Pilar Martínez / Europa Press
Friday, 2 February 2024, 16:43
Town halls in Andalucía will be able to limit numbers of tourist apartments in buildings and districts from 22 February in cases of reasons of "overriding public interest".
The holiday letting industry in Andalucía now faces a new era as a fresh law has been brought in by the regional government to control a surge in self-catering properties.
The text of the new law was published on Friday 2 February in the official gazette of the Junta de Andalucía, the BOJA, establishing a 20-day period before the law comes into force.
The new regulations are designed to increase professional standards and improve relations with local full-time residents.
According to the tougher law, it is up to local councils to zone land use and determine whether a property will be fit for tourism rental accommodation. Town halls can set limits on the maximum number of homes for tourist use per apartment building, area or time of year, always on the grounds of "overriding public interest".
In order to ensure the law is being complied with the Junta will automatically inform town halls when a new property is registered as self-catering tourist accommodation. In this way each local authority can check compatibility with town planning and zoning regulations.
The new law strengthens the legal status of companies operating tourist accommodation with the additional aims of facilitating relations with the authorities and guaranteeing the rights and obligations of users.
The decree sets new limits on the amount allowed in tourist properties, which is set at 15 in the case of the rental of an entire property and six in the case of a flat that is rented by rooms. In both cases, the number of beds per room cannot exceed four, of which two must be in beds that are not bunk beds.
A tourist property must have a minimum area of 14 square metres per person. Properties must also have two bathrooms if the number of beds is greater than five and three bathrooms if the number of beds is greater than eight. Bedrooms and living rooms must have direct ventilation to the outside or to ventilated patios, except where it is a historic or listed building.
Properties must be sufficiently furnished and have all the public utilities working as well as a good standard of kitchen equipment. Property owners must also have well-kept bedding, linen, blankets or duvets and pillows.

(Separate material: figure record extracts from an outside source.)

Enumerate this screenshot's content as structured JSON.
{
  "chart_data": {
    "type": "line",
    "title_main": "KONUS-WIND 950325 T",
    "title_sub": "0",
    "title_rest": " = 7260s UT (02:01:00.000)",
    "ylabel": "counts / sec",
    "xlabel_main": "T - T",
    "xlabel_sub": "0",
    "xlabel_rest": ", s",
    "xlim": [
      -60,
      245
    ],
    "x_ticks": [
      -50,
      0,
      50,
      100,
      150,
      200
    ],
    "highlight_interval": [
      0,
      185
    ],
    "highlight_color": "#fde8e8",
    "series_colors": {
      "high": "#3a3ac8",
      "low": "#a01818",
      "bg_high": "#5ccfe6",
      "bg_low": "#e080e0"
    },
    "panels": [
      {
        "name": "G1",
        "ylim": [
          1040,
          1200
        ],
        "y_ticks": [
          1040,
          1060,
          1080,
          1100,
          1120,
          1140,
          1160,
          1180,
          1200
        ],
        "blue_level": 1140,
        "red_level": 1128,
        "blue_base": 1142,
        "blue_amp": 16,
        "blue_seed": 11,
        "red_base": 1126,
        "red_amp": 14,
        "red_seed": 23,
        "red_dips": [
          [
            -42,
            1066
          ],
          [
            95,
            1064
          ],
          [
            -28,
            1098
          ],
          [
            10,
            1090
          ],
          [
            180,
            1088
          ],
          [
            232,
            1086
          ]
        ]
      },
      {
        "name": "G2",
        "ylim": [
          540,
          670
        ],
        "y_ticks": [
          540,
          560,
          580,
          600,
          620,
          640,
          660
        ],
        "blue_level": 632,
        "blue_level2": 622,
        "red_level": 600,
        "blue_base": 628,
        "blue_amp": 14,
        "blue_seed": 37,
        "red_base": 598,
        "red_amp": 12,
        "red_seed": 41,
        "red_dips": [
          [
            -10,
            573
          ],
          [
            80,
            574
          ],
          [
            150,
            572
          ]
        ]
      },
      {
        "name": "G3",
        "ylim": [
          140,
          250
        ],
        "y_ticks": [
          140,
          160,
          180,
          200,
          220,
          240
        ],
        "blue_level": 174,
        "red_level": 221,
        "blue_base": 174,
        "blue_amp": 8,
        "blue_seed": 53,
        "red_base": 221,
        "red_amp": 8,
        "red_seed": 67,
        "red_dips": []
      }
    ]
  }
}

The law establishes a period of one year for existing tourist properties in Andalucía to adapt to the new requirements.
Owners have also been given a period of six months in which to inform the Junta of the "operating period" of the property, which will be assumed to be a "full year" if no other period is communicated. The same time limit has been given to communicate "the number of beds that correspond to the size of the property and the number of bathrooms available".
There are some 116,000 tourist properties in Andalucía and, of these, more than 55,000 are located in Malaga province.
The regional minister for Tourism, Arturo Bernal, stressed that the law "is the result of dialogue and consensus across the industry. This is the first plus point of a regulation destined to bring order and quality to the entire accommodation sector. It will address all new challenges with greater efficiency and effectiveness".